The title is misleading, calculated, no doubt, to chime in with the pastoral mood of the times. 1970, of course, falls bang into the great phase of British rural psychedelia and folk-rock: the foundational year of Steeleye Span, a time when the likes of Forest, Trees, Fairport Convention, Vashti Bunyan, Led Zeppelin and many others were all lacing their moonshine music with inspiration from real or imagined communion with Britain’s folkloric heartland. By making “John Barleycorn” the flagship song, Traffic – sometime residents of a suitably psychedelic rural retreat in Aston Tirrold, Berkshire – were making a last effort to harvest some fashionably rustic associations. That’s backed up by the engraving of a bushel of barley on the front cover, on background of ochre burlap, and lettering in a kitschy log-based font.
But in truth, John Barleycorn is a much more sophisticated affair, pointing more towards jazz and improvisation than folkish simplicity. Their arrangement of the song is a beautiful and economical one, the slightly soured tuning on the acoustic guitar offset by Chris Wood’s gorgeous, flighty flute trills.

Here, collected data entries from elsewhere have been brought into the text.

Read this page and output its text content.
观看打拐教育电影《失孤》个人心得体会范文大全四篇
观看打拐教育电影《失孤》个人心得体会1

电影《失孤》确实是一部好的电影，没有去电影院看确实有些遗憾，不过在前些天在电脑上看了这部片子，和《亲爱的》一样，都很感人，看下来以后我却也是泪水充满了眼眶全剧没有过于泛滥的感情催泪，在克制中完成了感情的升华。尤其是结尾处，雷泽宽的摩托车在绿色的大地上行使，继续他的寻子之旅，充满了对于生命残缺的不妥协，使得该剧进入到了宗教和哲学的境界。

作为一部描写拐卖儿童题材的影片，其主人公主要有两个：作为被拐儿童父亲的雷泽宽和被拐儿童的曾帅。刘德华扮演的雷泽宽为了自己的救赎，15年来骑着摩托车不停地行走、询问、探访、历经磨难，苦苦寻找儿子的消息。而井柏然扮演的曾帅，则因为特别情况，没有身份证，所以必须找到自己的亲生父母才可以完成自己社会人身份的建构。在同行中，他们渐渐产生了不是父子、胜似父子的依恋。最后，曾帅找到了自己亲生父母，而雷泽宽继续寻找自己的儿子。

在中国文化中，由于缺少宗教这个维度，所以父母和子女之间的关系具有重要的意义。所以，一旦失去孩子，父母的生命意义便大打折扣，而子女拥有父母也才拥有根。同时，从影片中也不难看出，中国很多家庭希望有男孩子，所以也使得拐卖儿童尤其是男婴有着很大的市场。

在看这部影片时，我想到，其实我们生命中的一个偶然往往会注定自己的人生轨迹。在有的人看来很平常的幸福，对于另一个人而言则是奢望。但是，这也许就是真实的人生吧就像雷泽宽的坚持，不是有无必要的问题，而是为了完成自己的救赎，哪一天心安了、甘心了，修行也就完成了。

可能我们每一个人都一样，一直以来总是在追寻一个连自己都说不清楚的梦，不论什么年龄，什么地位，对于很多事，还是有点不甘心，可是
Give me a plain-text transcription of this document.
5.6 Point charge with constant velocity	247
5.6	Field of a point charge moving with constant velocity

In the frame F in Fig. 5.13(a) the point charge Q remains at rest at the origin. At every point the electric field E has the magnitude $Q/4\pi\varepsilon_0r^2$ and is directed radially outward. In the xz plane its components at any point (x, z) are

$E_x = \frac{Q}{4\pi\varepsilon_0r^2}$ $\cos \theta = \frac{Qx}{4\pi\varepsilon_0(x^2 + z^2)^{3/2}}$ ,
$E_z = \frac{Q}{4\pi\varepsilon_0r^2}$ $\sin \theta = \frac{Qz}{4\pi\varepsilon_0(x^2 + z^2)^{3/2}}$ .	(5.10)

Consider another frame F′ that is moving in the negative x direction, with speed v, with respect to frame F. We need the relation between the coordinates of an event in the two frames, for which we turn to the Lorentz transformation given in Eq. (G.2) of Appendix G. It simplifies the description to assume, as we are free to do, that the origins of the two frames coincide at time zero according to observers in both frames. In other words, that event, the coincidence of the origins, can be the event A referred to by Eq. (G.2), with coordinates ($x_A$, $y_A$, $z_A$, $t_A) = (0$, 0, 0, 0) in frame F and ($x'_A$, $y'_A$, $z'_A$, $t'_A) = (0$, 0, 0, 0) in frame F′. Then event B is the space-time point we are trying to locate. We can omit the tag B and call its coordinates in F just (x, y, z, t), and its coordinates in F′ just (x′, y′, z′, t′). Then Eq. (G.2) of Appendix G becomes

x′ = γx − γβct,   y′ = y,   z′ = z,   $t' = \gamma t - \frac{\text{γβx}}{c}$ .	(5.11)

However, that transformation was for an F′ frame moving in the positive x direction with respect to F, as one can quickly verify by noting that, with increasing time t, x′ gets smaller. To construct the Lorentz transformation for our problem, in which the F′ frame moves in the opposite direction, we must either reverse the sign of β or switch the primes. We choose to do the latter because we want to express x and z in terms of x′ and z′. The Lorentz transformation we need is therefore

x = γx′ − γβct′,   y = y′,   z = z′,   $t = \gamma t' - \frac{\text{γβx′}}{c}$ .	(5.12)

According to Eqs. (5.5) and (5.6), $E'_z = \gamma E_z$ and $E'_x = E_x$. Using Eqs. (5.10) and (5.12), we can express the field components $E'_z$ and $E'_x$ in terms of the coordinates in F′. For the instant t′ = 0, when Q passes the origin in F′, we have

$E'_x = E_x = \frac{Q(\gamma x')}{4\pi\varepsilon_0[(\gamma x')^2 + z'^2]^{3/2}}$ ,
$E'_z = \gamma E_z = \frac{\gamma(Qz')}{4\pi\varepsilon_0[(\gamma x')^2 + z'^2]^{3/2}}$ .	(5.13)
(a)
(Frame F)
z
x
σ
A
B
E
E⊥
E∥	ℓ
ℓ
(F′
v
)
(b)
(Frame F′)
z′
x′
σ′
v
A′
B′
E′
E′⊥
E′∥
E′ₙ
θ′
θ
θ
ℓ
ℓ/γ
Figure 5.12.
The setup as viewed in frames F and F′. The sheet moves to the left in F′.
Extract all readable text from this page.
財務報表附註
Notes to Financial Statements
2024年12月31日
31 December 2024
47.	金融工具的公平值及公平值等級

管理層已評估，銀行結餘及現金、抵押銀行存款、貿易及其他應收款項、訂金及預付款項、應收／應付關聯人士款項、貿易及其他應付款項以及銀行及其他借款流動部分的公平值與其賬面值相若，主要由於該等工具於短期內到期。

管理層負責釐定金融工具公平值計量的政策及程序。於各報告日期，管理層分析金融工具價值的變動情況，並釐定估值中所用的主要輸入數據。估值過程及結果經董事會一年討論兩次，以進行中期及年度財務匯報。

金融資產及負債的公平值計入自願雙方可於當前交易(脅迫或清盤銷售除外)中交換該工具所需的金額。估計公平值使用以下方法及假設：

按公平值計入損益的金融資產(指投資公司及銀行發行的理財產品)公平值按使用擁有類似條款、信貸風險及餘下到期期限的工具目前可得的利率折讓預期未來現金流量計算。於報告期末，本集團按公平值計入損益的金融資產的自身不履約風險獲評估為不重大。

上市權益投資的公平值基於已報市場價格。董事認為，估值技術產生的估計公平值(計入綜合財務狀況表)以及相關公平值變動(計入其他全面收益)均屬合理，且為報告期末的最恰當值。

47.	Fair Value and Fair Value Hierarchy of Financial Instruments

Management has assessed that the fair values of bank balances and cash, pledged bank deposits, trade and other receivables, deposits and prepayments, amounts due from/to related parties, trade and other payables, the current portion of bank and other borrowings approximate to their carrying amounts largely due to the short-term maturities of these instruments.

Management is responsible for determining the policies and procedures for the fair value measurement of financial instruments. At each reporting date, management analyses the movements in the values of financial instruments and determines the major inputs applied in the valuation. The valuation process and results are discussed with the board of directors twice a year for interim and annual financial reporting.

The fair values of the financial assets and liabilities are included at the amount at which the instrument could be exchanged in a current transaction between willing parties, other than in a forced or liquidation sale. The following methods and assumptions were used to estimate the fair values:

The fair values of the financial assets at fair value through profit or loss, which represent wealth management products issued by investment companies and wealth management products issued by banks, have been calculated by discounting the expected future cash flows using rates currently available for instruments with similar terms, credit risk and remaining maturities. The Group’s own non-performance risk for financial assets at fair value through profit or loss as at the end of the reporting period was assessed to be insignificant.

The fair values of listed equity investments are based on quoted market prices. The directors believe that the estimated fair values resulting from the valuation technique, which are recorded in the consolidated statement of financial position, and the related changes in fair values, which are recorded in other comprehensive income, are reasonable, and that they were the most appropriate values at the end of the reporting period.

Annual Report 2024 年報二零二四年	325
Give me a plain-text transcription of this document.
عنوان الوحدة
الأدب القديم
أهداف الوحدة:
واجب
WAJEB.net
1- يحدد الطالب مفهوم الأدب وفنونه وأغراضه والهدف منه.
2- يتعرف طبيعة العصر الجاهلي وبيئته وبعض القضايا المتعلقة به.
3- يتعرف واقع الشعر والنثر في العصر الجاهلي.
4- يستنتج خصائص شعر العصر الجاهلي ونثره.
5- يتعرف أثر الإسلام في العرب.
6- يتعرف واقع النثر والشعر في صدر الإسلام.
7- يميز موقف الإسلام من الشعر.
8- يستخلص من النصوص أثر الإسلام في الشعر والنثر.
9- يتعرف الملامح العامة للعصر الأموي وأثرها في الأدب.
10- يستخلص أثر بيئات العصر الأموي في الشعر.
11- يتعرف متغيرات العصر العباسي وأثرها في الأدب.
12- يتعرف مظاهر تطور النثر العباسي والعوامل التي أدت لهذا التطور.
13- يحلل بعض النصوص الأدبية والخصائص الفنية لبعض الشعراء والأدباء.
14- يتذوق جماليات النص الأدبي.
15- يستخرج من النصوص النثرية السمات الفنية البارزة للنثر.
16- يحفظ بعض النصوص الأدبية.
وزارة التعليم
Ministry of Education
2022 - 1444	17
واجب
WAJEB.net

And yet the opening instrumental “Glad” is far from folk-rock. Slamming in with a Motown-style backbeat ticked off on the rim, Winwood’s piano is spiced like a cocktail snack, a soul-jazz lick flavour alternating with horn-stings and Wood’s ‘electric saxophone’, doubled through wah-wah and distortion pedals, creating a psychedelic dialogue with the acoustic instruments.
The maudlin “Freedom Rider” is the album’s weak link, while “Empty Pages” – “A song about boredom” as it’s introduced live – rolls amiably on some very tight drum work from Capaldi. On “Stranger To Himself” Winwood plays all instruments, from the expansive drum pattern to interjections on electric guitar and a sitar-like acoustic. “Every Mother’s Son” features some of his finest organ playing, wrapping the whole song in a pearly marmalade comfort blanket.
Traffic showed flagging interest in digging where contemporary folk-rockers delved, and from here on their music became a cosmopolitan, auditorium-funk gumbo. The November 1970 Fillmore East live material included on the second disc doesn’t even include “John Barleycorn” in the setlist. After a minute and a half of dressing-room ambience, Bill Graham announces, “In association with Her Majesty the Queen… we bring you Traffic”. It’s an electrifying set – including new track “Medicated Goo” and a 14-minute, loose-limbed medley of “Glad” and “Freedom Rider”, that only sags on the lumbering “Who Knows What Tomorrow May Bring”.
Even if they didn’t subsequently embrace the folk mythos, the pagan spirit of John Barleycorn worked its ancient magic upon the group, resurrecting these “three men came out of the west”, and granting them another four circuits of the sun.